Popp’un da aralarında olduğu birçok gazeteci, haber kaynaklarının yabancı basın ile konuşurken artık çok daha dikkatli davrandığını ya da hiç konuşmadığını anlatarak OHAL nedeniyle çalışma şartlarının zorlaştığının altını çizdi.
İstanbul’da serbest gazeteci olarak çalışan ve ismini vermek istemeyen bir yabancı gazeteci, haber yaparken saldırı ve tehdide maruz kaldıklarını ifade etti: “Darbe girişiminden sonra Türkler yabancı basınla siyaset hakkında konuşmak ve toplum içinde konuşmak konusunda çok daha tedbirli davranıyor. Kafe veya ofislerde buluşup söyleşi yapabiliyoruz ancak sokakta yapmak çok daha zorlaştı. Çünkü insanlar basının sorularını cevaplarken görülmek istemiyor.”
‘Haberlerimi ‘tweet’leyemiyorum’
Aynı gazeteci Türkiye’de herkesin otosansürü kabul ettiğini belirtirken, “Mesela ben kendi haberlerimi ‘tweet’lemiyorum ve Erdoğan etiketi kullanmıyorum” dedi.
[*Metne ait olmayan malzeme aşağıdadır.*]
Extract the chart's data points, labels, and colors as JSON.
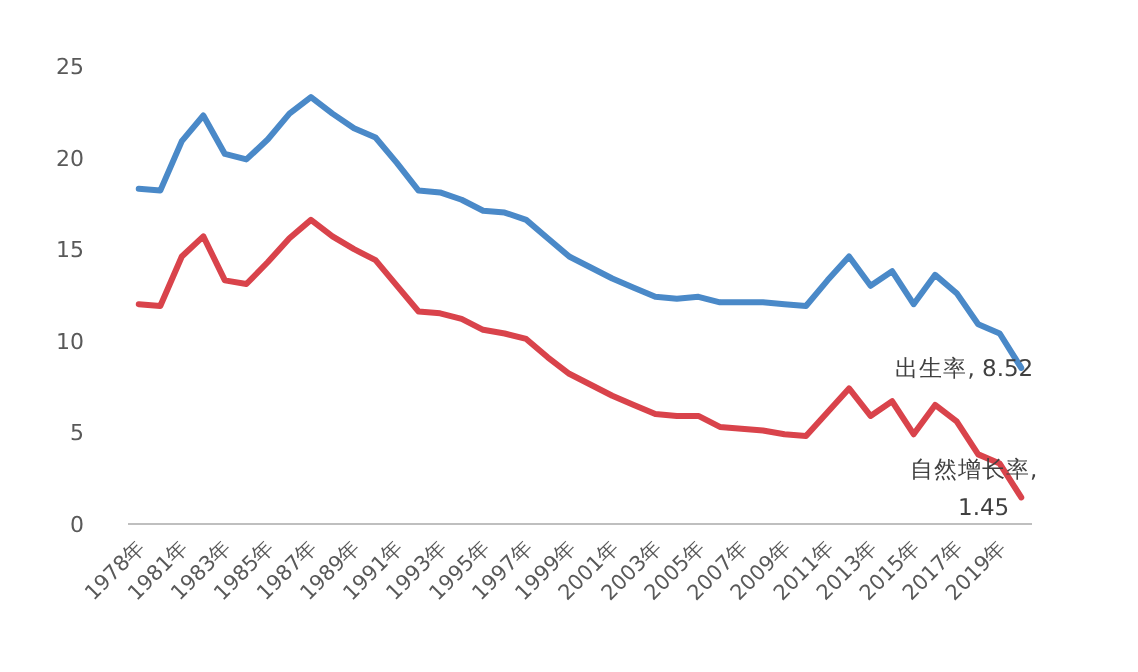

Kürt meselesi gibi hassas konuları ele almanın darbe teşebbüsünden sonra daha da zorlaştığını ifade eden İtalyan gazeteci Alberto Tetta, “Çoğunluğu Kürtlerden oluşan güneydoğuda bölgesinde ya da Suriye sınırında çalışmak çok daha zorlaştı. Gaziantep veya Diyarbakır’da çalışırken geçici gözaltına alınan birçok yabancı gazeteci oldu. Bazılarıysa nedeni açıklanmadan sınırdışı edildi” diye konuştu.